— Вчера взял на грудь больше порции… Холодная была, под винтом, и перелил.
— Пьянствование водки ведет к гибели человеческих жертв.
— Чево? — изумился мордастый.
— Был у меня один клиент, любил излагать научно… Это значит — пить вредно, петя!
— А-а-а… Слыхали такое.
«Волга» обогнула квартал, снова выехала на узкую покатую улицу. Старик продолжал дремать, женщина в брючном костюме опять взмахнула рукой.
— Стоп! — приказал Валёк.
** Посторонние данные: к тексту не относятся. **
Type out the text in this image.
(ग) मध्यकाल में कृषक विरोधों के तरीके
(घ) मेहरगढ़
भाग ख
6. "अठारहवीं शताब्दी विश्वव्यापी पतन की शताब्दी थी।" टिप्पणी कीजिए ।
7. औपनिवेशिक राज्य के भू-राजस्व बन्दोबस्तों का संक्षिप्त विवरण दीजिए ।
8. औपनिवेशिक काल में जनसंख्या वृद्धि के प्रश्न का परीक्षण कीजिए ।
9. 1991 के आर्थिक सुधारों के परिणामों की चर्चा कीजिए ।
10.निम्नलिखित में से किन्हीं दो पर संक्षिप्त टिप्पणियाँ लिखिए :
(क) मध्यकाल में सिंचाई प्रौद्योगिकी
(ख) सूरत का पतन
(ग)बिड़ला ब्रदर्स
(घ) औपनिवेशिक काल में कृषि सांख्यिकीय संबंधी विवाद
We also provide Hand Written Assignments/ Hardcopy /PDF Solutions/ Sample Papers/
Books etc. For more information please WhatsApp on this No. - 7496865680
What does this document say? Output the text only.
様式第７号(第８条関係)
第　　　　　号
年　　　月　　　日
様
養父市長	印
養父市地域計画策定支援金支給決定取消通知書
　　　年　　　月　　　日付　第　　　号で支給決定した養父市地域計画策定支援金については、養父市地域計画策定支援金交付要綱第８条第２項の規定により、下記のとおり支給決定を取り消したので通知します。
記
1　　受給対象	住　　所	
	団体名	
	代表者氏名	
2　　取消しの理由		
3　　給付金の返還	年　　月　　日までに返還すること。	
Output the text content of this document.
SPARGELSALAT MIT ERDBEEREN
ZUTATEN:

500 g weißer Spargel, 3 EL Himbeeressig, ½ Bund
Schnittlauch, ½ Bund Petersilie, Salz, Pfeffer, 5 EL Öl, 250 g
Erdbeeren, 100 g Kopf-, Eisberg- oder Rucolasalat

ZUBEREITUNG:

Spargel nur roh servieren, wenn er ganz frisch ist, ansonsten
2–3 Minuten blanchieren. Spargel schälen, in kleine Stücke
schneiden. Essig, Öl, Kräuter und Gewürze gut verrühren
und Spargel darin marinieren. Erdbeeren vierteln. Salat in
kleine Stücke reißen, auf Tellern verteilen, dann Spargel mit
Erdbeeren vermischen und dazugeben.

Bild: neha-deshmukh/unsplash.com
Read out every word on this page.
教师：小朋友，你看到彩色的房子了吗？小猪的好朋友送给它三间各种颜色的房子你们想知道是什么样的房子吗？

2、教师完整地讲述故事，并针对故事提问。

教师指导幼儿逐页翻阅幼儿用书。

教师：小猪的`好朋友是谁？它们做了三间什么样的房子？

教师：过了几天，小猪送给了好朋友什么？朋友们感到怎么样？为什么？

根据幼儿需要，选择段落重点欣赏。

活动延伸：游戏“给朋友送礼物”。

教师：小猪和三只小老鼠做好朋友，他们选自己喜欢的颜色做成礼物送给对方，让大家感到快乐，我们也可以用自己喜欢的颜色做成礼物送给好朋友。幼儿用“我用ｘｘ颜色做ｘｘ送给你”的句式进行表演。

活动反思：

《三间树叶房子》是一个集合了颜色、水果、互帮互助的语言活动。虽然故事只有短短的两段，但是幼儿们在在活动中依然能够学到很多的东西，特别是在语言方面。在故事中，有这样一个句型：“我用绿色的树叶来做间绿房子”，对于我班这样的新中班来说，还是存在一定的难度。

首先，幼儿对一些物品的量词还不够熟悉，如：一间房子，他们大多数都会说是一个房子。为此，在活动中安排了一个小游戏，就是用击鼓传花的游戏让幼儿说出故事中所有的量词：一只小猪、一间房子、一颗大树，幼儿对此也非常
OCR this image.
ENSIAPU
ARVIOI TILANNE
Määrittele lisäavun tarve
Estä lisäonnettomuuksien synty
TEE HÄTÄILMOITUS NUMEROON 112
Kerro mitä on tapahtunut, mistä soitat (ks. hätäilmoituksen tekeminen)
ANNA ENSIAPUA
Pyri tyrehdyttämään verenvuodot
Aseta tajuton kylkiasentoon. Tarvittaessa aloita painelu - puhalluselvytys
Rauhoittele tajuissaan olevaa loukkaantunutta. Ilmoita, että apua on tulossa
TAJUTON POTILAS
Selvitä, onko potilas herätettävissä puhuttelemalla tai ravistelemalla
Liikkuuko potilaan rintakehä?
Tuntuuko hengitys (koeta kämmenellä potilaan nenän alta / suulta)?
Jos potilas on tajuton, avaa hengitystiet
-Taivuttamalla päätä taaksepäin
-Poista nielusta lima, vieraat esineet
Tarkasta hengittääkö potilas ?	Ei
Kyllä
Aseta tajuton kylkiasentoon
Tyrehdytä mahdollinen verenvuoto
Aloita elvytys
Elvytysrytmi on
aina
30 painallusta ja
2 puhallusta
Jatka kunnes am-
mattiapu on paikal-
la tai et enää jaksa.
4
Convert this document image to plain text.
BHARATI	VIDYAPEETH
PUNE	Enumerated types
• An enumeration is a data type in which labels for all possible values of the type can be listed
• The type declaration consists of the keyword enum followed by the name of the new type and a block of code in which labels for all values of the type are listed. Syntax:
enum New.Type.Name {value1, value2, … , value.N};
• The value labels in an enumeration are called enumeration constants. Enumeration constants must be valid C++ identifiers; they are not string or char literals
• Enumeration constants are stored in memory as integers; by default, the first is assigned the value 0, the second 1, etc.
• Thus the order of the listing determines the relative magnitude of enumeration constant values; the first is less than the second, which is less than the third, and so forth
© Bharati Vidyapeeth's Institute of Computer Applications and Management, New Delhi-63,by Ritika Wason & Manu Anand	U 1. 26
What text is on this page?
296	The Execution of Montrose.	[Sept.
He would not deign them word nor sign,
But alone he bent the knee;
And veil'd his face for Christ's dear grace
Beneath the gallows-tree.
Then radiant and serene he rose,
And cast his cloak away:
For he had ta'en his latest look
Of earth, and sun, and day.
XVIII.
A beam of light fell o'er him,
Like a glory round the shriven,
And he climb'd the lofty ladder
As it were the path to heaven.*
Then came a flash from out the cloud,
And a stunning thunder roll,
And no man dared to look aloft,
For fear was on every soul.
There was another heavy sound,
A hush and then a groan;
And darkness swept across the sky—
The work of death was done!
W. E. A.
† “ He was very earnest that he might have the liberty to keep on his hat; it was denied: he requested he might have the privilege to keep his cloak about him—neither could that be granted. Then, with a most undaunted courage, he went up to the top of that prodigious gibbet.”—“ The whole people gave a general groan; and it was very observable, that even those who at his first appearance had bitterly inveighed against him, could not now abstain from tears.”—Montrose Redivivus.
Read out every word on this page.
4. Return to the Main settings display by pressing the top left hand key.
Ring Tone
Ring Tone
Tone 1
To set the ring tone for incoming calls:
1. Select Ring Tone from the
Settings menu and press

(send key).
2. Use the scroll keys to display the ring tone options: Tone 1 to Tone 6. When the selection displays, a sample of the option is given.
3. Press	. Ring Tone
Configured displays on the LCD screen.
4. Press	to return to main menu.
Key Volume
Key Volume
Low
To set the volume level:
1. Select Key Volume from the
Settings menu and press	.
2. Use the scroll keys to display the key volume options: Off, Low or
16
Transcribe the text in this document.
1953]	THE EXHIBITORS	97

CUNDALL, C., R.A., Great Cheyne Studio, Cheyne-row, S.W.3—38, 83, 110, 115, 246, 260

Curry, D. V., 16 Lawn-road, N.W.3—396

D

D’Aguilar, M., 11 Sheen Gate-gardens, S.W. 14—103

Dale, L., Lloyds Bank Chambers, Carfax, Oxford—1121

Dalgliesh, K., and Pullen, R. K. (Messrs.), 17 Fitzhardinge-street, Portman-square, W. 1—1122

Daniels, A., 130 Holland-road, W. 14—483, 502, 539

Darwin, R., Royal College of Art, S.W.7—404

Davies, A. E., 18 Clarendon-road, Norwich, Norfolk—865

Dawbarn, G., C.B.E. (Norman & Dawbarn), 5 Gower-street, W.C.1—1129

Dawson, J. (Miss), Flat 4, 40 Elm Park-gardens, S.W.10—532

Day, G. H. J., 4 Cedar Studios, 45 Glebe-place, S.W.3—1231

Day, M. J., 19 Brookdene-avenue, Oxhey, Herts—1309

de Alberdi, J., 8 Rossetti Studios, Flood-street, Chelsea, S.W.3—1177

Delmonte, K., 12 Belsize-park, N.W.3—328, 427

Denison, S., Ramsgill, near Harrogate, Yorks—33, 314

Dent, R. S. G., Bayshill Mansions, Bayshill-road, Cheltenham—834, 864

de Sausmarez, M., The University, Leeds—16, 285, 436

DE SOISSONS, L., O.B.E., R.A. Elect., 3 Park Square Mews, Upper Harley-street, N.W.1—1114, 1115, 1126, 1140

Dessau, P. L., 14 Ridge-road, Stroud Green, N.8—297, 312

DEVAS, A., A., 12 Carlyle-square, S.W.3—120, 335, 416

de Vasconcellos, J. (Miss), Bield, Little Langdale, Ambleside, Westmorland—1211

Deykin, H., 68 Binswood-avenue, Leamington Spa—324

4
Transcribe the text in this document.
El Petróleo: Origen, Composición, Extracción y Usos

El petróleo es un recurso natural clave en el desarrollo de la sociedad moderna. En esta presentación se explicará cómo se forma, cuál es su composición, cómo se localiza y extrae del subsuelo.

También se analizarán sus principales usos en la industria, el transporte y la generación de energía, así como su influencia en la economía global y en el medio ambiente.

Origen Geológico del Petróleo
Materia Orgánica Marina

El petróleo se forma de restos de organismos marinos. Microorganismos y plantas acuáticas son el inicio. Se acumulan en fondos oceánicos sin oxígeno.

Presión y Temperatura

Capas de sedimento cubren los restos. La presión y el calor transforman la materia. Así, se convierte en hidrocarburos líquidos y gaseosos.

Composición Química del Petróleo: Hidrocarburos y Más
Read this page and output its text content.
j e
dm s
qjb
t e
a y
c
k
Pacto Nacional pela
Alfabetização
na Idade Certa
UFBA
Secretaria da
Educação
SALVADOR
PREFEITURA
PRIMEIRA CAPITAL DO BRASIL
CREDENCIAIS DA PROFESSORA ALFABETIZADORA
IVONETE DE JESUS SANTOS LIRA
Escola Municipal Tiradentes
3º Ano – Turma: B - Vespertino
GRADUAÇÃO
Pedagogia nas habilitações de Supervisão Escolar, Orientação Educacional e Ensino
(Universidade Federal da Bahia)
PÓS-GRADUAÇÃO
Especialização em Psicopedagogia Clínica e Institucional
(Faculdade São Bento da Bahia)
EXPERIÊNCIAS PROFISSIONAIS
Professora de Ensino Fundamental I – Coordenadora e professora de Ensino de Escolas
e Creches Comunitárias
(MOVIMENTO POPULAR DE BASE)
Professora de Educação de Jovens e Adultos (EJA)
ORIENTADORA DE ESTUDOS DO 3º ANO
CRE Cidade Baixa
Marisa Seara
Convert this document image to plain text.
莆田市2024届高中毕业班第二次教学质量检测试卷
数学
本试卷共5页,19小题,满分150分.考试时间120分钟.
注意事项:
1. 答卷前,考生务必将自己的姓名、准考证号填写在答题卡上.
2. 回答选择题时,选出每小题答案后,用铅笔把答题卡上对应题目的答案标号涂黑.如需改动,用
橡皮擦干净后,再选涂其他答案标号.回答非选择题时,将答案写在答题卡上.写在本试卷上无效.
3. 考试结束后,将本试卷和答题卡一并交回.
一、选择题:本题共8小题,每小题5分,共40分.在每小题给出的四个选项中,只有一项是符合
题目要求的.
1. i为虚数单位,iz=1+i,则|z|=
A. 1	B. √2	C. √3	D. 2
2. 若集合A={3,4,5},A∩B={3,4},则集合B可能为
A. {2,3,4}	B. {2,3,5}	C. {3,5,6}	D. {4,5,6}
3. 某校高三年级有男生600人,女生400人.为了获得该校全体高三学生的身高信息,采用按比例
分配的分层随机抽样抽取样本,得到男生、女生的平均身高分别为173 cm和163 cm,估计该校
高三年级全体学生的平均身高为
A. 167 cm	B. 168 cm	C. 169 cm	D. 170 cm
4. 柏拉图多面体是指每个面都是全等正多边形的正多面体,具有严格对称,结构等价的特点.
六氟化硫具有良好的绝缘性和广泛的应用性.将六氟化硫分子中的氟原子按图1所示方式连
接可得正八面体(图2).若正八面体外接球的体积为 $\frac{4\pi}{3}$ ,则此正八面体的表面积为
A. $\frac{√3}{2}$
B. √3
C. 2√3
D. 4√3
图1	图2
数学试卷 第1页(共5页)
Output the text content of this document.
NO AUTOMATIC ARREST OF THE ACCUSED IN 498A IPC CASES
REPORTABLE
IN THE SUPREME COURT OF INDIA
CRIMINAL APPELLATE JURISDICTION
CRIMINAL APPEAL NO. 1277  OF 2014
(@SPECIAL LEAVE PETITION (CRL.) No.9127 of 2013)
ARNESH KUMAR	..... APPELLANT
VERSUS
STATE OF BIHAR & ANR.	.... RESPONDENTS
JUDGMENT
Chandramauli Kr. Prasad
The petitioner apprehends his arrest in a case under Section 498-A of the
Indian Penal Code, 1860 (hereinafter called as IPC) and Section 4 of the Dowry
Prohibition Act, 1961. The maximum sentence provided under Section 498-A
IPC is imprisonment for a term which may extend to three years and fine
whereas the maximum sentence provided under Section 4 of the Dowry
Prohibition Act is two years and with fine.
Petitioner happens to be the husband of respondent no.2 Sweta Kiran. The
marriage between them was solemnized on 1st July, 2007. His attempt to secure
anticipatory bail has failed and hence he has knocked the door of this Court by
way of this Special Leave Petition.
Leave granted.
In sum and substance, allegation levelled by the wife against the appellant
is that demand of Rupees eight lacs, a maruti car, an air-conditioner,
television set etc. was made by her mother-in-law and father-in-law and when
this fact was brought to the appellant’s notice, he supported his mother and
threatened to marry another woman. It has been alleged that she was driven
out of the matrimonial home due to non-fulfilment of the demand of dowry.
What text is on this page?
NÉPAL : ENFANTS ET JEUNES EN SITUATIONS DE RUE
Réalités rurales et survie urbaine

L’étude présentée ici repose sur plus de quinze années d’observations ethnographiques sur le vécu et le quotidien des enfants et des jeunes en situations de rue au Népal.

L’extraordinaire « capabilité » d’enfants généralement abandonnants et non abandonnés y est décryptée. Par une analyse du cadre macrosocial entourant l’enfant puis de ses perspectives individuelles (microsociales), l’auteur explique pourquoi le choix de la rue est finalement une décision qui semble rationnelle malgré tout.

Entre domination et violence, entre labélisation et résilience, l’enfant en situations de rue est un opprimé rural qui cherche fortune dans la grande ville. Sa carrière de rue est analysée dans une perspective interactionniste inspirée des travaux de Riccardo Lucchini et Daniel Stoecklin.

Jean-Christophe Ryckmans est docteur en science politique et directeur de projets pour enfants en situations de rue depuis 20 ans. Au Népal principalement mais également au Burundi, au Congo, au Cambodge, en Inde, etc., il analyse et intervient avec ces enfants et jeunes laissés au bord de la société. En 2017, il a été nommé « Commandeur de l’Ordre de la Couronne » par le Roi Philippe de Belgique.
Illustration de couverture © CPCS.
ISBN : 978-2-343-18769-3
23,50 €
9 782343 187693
И вышел.
— Вроде все тихо… — Только вот так, вблизи, становилось ясно, что женщина — не женщина, а мужчина. — Я с тобой?
— Ты мимо. Я сам.
Баскаков стоял сбоку от окна кухни, а Певцов около входной двери. Ногайцева сидела у стола там же, где два часа назад.
Баскаков глянул на часы: ровно десять.
Отворилась калитка, и на выложенную кирпичом дорожку ступил Валёк. Не доходя нескольких шагов до крыльца, остановился.
— Нелли!
Баскаков взглянул на женщину и показал рукой: отвечай. И сразу понял, что она не может: ее сковал страх.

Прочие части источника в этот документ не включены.